I was instantly overcome by the epidemic. My mind raced; my heart quickened, but I would not allow myself to be taken over by this wave of pandemonium—no, not me. I turned on my heel, ready to fight my way back out of the crowd when I unexpectedly felt a sweaty, moist hand deathly gripping at my ankle.

“Milk…milk…I need milk!” I stared in horror at the girl whose fatal grip was turning my ankle white from lack of circulation.

“Martha?” I exclaimed in disbelief. Martha Lee was one of the most composed and studious people I knew; her hair was always in a slicked-back ponytail, her shirt tucked in, her name tag on straight, and her notes neat and orderly, not a letter in the margin.

“Milk, milk, milk…” She cried out in exhaustion. Her ponytail was halfway in and halfway out, her blouse was rumpled and un-tucked, and her name tag was tilted slightly to the left. This was not the Martha I knew.

“Martha, get out of here! This isn’t safe!” I yelled over the mass of noise. Martha’s head then fell to the floor, and she was gone.

“No!” I sank to my knees and buried my face in my hands. Minutes later, a large crashing sound echoed throughout the small gym lobby. I quickly lifted my head out of my hands and stood up to see what had happened. There lay face down, on top of the now-smashed milk boxes, a rather small girl I recognized from my English class whose name was Sarah. Milk spilled out from under her, and for a second, everyone was quiet. Was she hurt? Unconscious? Alive? No one knew, but a moment later, little Sarah lifted her face, dripping with milk, and the chaos started all over again.

“Get up!” snarled a cranky junior. Sarah then scrambled to her feet and ran towards safety, an un-smashed blue carton tucked furtively into her sweater.

“It’s almost all gone! She killed it! She killed the milk!” Someone yelled from the surrounding swarm.

“I see one!” Another shouted. Off to the side, just beyond the spilled milk and cardboard fragments, there lay one, lonely, untouched milk carton.

“Mine!” A scream came up from the mob before everyone dived towards the carton. People came up for air, and hands thrashed forward as everyone fought for the carton. What was happening? I was standing along amongst the mob on the ground, looking for a place to hide when I suddenly spotted the “Got Milk?” employees. They were standing on their tip-toes with their backs up against the wall, trying with all their might to stay out of the crazed pack. They wore horror stricken faces and disgusted expressions.

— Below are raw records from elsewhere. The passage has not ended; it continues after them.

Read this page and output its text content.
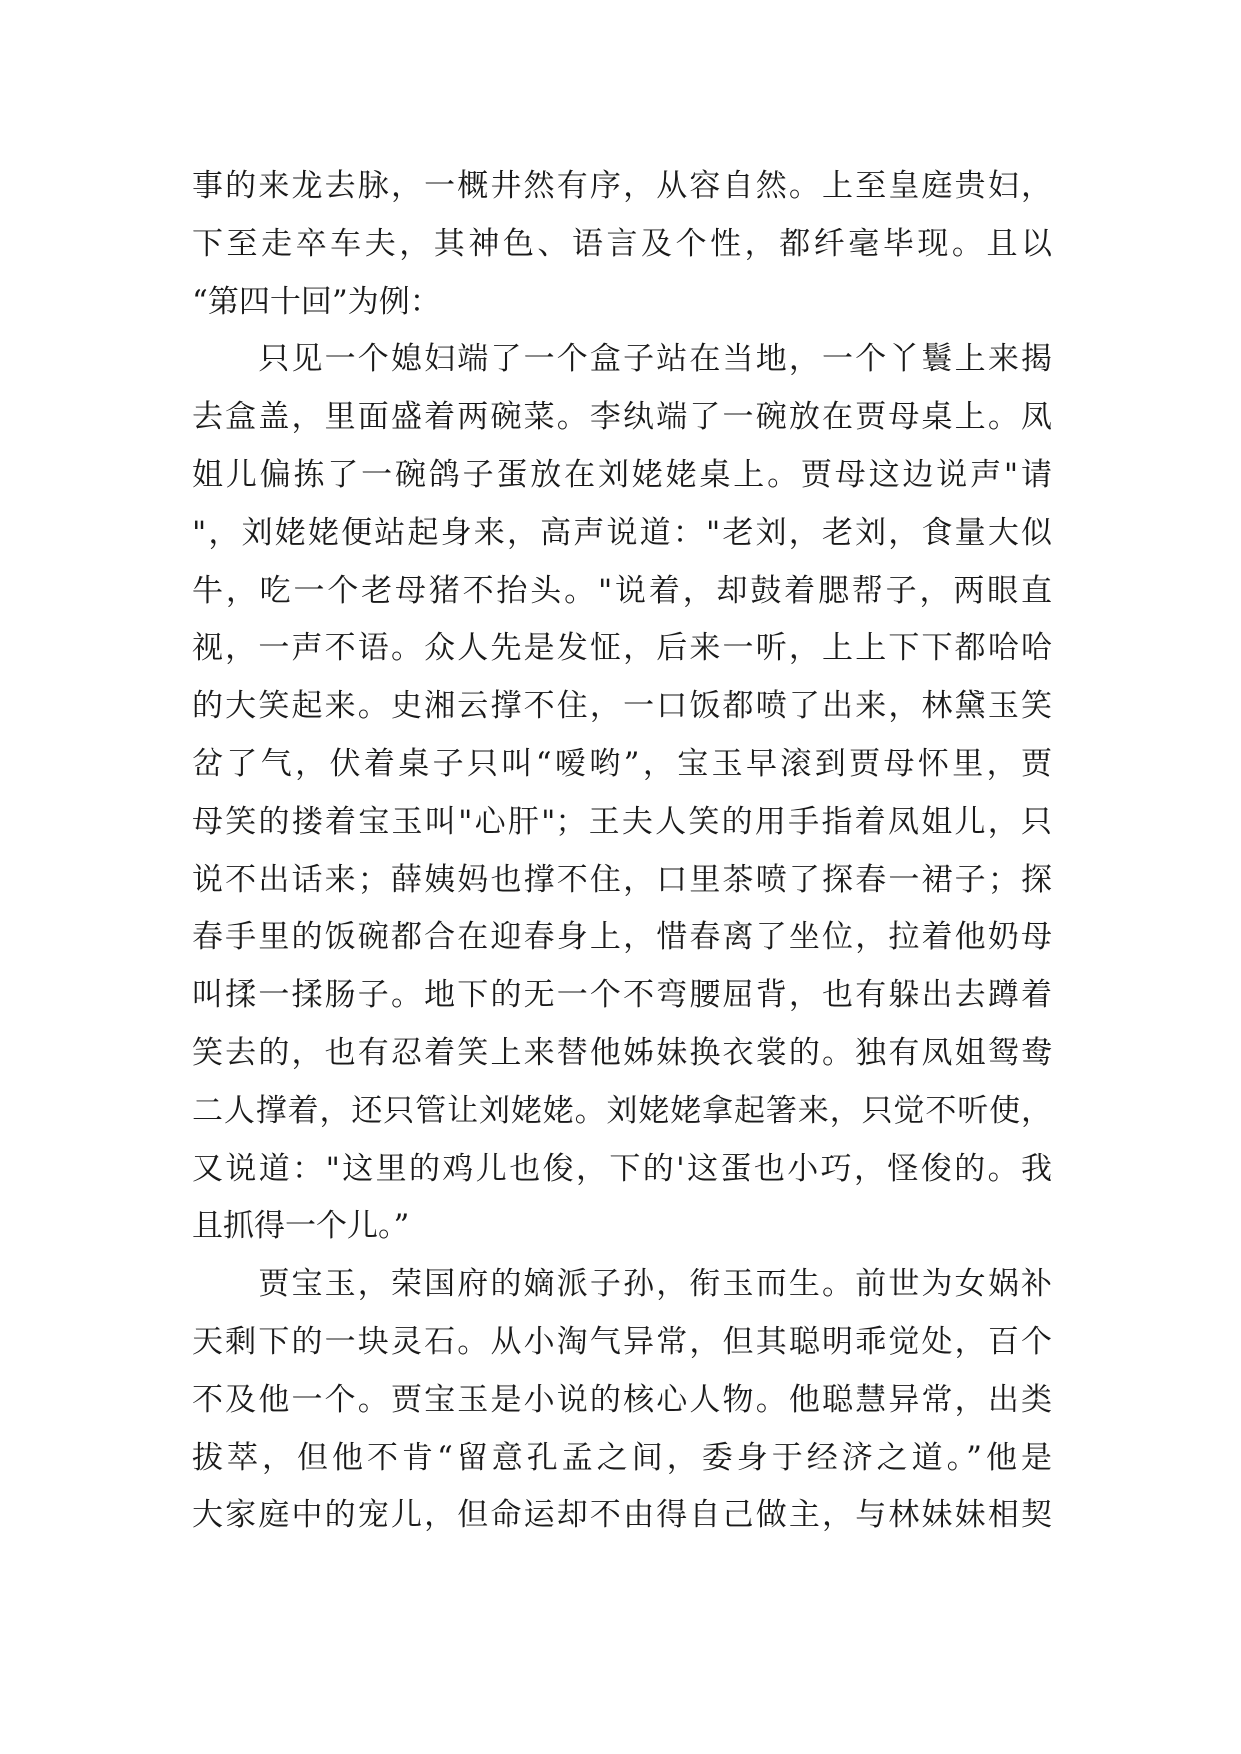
事的来龙去脉，一概井然有序，从容自然。上至皇庭贵妇，
下至走卒车夫，其神色、语言及个性，都纤毫毕现。且以
“第四十回”为例：
　　只见一个媳妇端了一个盒子站在当地，一个丫鬟上来揭
去盒盖，里面盛着两碗菜。李纨端了一碗放在贾母桌上。凤
姐儿偏拣了一碗鸽子蛋放在刘姥姥桌上。贾母这边说声"请
"，刘姥姥便站起身来，高声说道："老刘，老刘，食量大似
牛，吃一个老母猪不抬头。"说着，却鼓着腮帮子，两眼直
视，一声不语。众人先是发怔，后来一听，上上下下都哈哈
的大笑起来。史湘云撑不住，一口饭都喷了出来，林黛玉笑
岔了气，伏着桌子只叫“嗳哟”，宝玉早滚到贾母怀里，贾
母笑的搂着宝玉叫"心肝"；王夫人笑的用手指着凤姐儿，只
说不出话来；薛姨妈也撑不住，口里茶喷了探春一裙子；探
春手里的饭碗都合在迎春身上，惜春离了坐位，拉着他奶母
叫揉一揉肠子。地下的无一个不弯腰屈背，也有躲出去蹲着
笑去的，也有忍着笑上来替他姊妹换衣裳的。独有凤姐鸳鸯
二人撑着，还只管让刘姥姥。刘姥姥拿起箸来，只觉不听使，
又说道："这里的鸡儿也俊，下的'这蛋也小巧，怪俊的。我
且抓得一个儿。”
　　贾宝玉，荣国府的嫡派子孙，衔玉而生。前世为女娲补
天剩下的一块灵石。从小淘气异常，但其聪明乖觉处，百个
不及他一个。贾宝玉是小说的核心人物。他聪慧异常，出类
拔萃，但他不肯“留意孔孟之间，委身于经济之道。”他是
大家庭中的宠儿，但命运却不由得自己做主，与林妹妹相契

“Help!” I screamed from my place across the lobby. Hands were flying up, and hair was being pulled. “We need to stop this!” I yelled. “This is getting out of hand!” I looked at them with the utmost pleading in my eyes, but, instead, they looked at me, shrugged their shoulders, and darted for the door. I finally made my way out of the throng of insanity and started towards the door. However, there, as I was about to open the door leading out of the gym, lay next to me a carton of 2% chocolate milk—my favorite. I quickly picked it up. How could I resist? It was laying there all innocently just waiting to be found, calling my name. Tara…Tara…Tara… it whispered. I succumbed, opened the carton, and gulped it down. Ah…that hit the spot. I tossed the empty carton in the trash can beside me and walked out of the doors, never once looking back.

On March 17, I survived the Milk Incident of 2007.